APAOnlineticker / Tiroler Tageszeitung Onlineausgabe


Telekom/Valora - Telekom finanzierte auch Jagdausflug nach Schottland



Wien (APA) - Die Telekom Austria hat für einen Jagdausflug auf das Gut des Lobbyisten Alfons Mensdorff-Pouilly in Schottland zahlreiche Prominente eingeladen, die Abrechnung erfolgte über die vom Staatsanwalt als „Schwarze Kassa“ titulierte Valora des Lobbyisten Peter Hochegger. Auch das kam heute im Telekom-Valora-Verfahren im Wiener Straflandesgericht zur Sprache.

Der heute einvernommene Angeklagte, ehemals Public-Affairs-Zuständiger der Telekom Austria und davor jahrelang führend in der Organisation von ÖVP-Wahlkämpfen zuständig, fand nichts an dem Jagdausflug und verglich ihn mit den Einladungen zum Hahnenkammrennen in Kitzbühel. Er selber sei auch in Schottland dabei gewesen, organisiert habe er das Ganze aber nicht, betonte er. Hingeflogen sei er per Linienflug, zurück dann im privaten Lear Jet mit der ganzen Telekom-Gruppe, weil im Flieger noch ein Platz frei gewesen sei.

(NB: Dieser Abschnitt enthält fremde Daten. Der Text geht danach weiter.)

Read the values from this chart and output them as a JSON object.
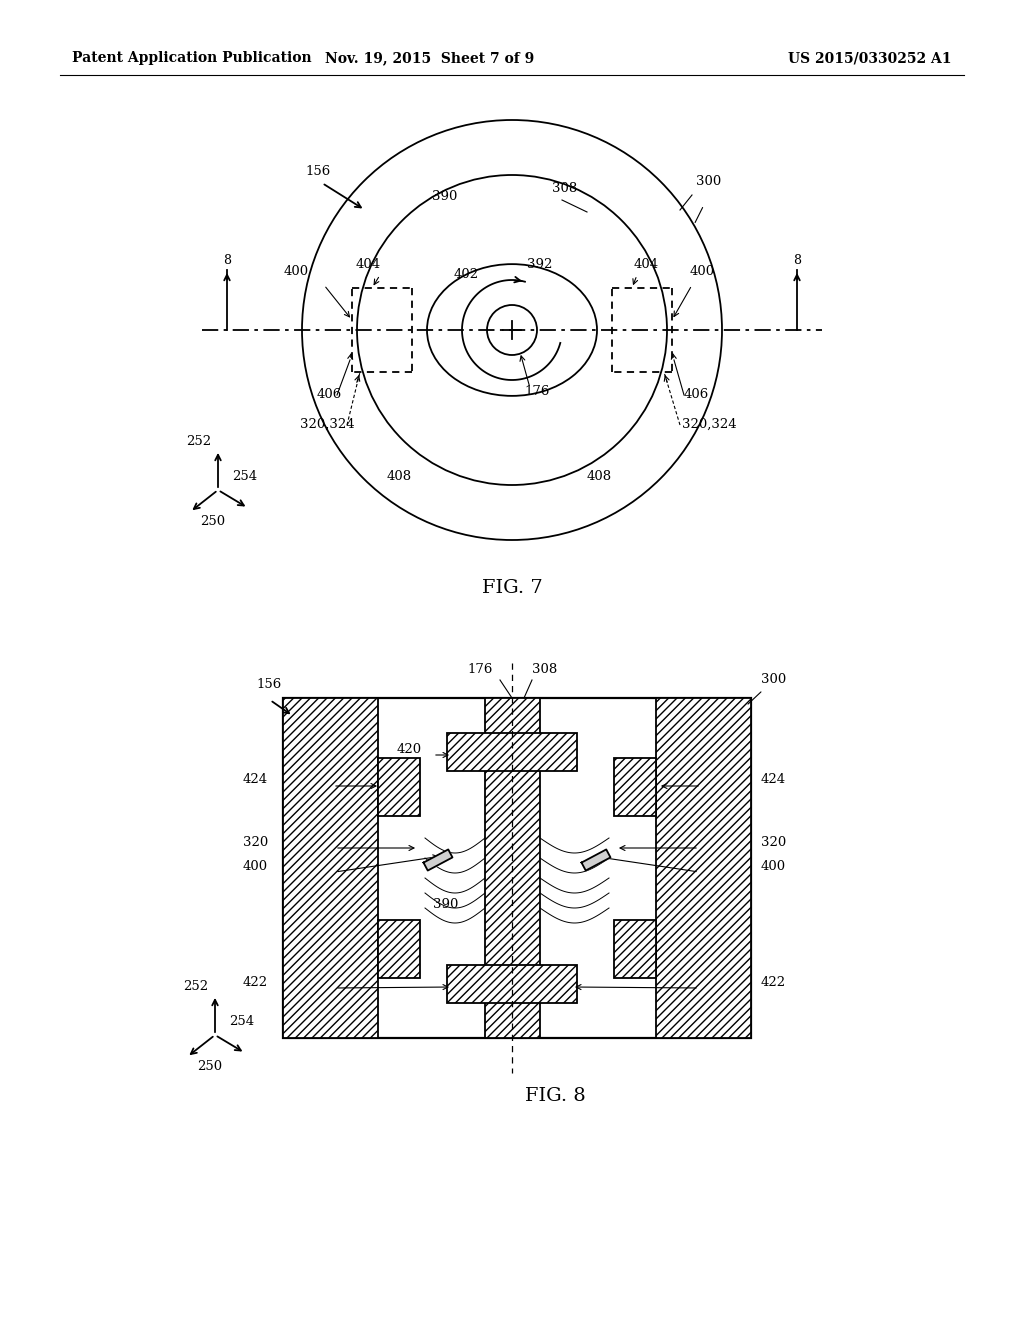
{
  "bg_color": "#ffffff",
  "header_text": "Patent Application Publication",
  "header_date": "Nov. 19, 2015  Sheet 7 of 9",
  "header_patent": "US 2015/0330252 A1",
  "fig7_label": "FIG. 7",
  "fig8_label": "FIG. 8",
  "line_color": "#000000"
}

Zur damaligen Jagdgesellschaft 2008 gehörte unter anderem Markus Beyrer, ehemals ÖIAG-Vorstand und Generalsekretär der Industriellenvereinigung (IV). Weiters war auch eine damalige Aufsichtsrätin der Erste dabei. Der heute einvernommene Angeklagte, selbst Jäger, versteht die Aufregung über die Jagdeinladung nicht: „Wenn man sich zum Jagen trifft, ist man böse. Wenn man sich bei einem caritativen Ball trifft, ist man gut“, meinte er.

Im Zuge der vorgelegten Einvernahmeprotokolle des Angeklagten wurde heute im Gerichtssaal deutlich, dass ursprünglich auch gegen den früheren ÖVP-Chef und Vizekanzler Wilhelm Molterer und gegen den jetzigen Europasprecher der ÖVP, Reinhold Lopatka, als Beschuldigte ermittelt worden war. Die Ermittlungen wurden aber eingestellt.